The Charles D. Young Murder-For-Hire Case

     In May 2005 high school senior Charles D. Young met 17-year-old Wendy Smith (not her real name) at a military ball in Spokane Washington. He asked her out, and after a month of dating they began to fight. Typically, after one of their arguments Charles would stand all night beneath her window or the next day follow her around after school. When Wendy Smith tried to end the relationship Young threatened to kill himself. After ten months of enduring his weird and obsessive behavior Wendy told Mr. Young she had found someone else. This was not true, but she wanted this strange kid out of her life. Charles refused to take no for an answer and became Wendy's full time stalker.

     Three months after the breakup Charles Young suddenly lost interest in Wendy and slipped out of her life. A few weeks after that, in July 2006, Wendy's parents got in touch with Charles and gave him news he didn't like. Their daughter was pregnant with his child.

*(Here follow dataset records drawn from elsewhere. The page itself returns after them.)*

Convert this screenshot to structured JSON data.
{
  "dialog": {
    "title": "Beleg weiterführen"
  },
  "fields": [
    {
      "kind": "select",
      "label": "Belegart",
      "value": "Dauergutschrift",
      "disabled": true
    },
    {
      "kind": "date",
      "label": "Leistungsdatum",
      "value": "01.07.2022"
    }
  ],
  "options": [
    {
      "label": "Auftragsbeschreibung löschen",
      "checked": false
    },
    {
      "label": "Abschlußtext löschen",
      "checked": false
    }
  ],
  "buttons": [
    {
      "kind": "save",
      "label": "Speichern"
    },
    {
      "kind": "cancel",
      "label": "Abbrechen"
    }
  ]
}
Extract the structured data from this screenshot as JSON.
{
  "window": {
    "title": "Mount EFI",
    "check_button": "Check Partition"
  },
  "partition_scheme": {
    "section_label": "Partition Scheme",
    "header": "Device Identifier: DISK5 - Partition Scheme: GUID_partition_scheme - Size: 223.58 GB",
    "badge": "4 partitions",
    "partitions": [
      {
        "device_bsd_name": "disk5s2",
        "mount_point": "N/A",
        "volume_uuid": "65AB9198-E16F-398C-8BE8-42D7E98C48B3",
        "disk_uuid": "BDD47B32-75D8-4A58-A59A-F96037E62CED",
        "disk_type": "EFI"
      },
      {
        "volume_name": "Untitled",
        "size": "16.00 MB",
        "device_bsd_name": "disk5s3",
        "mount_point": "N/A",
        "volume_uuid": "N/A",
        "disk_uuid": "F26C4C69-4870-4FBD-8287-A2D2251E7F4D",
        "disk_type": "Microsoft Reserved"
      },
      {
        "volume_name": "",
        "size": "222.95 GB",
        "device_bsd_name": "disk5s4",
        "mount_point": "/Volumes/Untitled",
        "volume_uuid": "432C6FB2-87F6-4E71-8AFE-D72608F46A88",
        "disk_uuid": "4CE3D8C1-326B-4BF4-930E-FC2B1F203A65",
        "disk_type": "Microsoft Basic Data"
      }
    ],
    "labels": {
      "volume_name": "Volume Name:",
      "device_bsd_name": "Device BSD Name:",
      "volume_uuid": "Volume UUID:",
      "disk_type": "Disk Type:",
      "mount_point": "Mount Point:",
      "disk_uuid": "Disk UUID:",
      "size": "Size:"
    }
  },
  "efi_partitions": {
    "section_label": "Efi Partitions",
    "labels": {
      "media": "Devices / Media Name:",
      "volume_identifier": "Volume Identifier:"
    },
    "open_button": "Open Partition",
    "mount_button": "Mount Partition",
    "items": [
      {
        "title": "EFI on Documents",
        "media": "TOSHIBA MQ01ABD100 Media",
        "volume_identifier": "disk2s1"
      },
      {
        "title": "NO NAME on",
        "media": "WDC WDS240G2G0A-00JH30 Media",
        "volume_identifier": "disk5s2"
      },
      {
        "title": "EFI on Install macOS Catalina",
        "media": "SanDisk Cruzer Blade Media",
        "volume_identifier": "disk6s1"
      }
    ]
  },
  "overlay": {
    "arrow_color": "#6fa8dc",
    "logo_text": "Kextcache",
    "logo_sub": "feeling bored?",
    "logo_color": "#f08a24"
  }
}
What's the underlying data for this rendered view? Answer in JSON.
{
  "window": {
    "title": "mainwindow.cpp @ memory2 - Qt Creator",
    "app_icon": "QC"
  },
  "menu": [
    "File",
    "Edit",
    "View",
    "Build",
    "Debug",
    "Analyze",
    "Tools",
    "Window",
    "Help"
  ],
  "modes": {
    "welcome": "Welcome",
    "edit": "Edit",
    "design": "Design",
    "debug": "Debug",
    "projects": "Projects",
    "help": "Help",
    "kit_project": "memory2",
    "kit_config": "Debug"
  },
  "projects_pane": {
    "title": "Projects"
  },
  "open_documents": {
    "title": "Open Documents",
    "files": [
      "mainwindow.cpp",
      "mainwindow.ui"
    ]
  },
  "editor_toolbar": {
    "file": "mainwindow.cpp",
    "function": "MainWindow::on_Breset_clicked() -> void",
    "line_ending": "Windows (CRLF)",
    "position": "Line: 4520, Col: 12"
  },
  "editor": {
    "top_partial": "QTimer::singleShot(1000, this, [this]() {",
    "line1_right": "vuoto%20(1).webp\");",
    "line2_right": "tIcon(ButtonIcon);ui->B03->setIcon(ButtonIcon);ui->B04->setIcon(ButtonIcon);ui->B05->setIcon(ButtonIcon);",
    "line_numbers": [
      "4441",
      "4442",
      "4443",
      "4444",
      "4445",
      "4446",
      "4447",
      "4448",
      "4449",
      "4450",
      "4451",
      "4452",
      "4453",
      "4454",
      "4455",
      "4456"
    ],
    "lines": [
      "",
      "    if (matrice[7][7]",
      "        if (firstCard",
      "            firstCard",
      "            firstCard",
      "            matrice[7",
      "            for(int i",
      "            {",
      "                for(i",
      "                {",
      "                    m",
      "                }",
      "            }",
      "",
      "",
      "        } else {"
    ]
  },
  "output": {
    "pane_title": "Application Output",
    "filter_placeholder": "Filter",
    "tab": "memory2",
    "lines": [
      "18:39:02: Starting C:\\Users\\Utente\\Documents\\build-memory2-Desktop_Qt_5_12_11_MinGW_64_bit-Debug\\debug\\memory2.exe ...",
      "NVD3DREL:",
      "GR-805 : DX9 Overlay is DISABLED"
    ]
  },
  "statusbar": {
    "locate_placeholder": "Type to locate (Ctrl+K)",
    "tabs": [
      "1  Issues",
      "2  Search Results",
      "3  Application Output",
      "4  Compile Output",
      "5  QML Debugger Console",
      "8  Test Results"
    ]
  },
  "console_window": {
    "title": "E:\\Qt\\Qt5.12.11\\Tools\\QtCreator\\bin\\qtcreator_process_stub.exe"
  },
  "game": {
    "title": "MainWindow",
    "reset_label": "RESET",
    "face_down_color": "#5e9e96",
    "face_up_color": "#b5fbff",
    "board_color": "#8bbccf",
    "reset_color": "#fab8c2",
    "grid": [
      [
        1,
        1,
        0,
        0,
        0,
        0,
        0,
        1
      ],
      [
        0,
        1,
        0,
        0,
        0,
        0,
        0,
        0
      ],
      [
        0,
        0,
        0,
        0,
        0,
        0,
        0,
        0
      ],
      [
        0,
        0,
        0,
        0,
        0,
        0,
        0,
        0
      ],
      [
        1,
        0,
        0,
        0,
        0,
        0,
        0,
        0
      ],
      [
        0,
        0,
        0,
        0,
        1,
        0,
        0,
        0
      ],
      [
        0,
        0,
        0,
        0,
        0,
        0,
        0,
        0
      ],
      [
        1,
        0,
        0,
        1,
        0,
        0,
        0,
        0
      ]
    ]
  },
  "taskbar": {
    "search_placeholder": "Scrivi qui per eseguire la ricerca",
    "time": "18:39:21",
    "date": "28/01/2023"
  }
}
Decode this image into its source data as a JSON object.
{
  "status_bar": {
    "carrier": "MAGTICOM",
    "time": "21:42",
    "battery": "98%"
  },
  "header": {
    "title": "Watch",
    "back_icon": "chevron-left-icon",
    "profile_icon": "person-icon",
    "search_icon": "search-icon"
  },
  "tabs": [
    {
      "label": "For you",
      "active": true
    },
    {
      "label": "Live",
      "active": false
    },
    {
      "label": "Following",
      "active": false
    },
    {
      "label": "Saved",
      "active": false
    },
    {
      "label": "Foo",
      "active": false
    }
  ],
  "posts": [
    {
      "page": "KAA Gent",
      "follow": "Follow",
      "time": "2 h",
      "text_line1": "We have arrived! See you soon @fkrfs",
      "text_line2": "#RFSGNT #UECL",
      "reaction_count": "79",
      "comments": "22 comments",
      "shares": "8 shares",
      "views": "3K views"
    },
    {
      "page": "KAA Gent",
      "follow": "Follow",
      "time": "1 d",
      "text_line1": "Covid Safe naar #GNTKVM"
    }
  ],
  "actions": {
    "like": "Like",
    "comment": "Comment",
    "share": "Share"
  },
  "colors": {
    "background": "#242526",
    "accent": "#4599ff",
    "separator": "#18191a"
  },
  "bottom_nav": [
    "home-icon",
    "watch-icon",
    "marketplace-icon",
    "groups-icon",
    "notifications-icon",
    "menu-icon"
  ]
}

Charles angrily insisted that the baby couldn't be his and said that a paternity test would prove it.

     After his initial reaction to the news that he would soon become a father, Charles changed his tone. Following a series of meetings with Wendy and her parents, Charles expressed a desire to help raise the child. But when he stopped communicating with his ex-girlfriend and her parents they figured they had seen the last of him. They were wrong.

     Back home in Colville Washington Charles asked a friend if he knew how much it would cost to have someone killed. A few days later Charles offered this person $3,000 to either murder or seriously injure his former girlfriend. The main idea, Charles said, was to kill the fetus. If the mother survived that would be okay with him. The friend, convinced that Charles was serious, contacted the Stevens County Sheriff's Office.

     On October 11, 2006, a few days before Wendy's due date, Charles met an undercover officer in the town of Suncrest a few miles north of Spokane. With the tape recorder running in the officer's car Charles said he would pay $3,250 to have the problem with his ex-girlfriend "disappear." He said he didn't care if the girl lived or died as long as the fetus was destroyed. The murder-for-hire mastermind handed the officer a photograph of Wendy and a handmade street map showing where she lived. Charles then took out $1,620 in twenty-dollar bills and handed it to the undercover officer. He promised to pay the balance of the hit money when the job was done. After pocketing the money the officer placed the 18-year-old under arrest. That evening Charles D. Young found himself inside the Stevens County Jail. The next day the magistrate set his bond at $1 million.

     The Stevens County prosecutor charged Young with solicitation to commit first-degree murder and solicitation to commit first degree-murder of a fetus. A conviction on either charge qualified him for life behind bars.

     In April 2007 Charles Young was allowed to plead guilty to the solicitation of manslaughter. His lawyer described his client to the court as an intelligent young man who had received bad advice regarding his responsibilities as a father. The defense attorney said that his client had apologized to Wendy and her parents.

     The Stevens County judge, in February 2009, sentenced Charles D. Young to six years in prison. The judge justified his extreme leniency on the grounds that this murder-for-hire mastermind had only intended to have the unborn child murdered. The sentencing judge must have forgotten about Young's indifference to whether or not his hit man also murdered or seriously injured the child's mother.

    Cases like this undermine one's faith in our criminal justice system.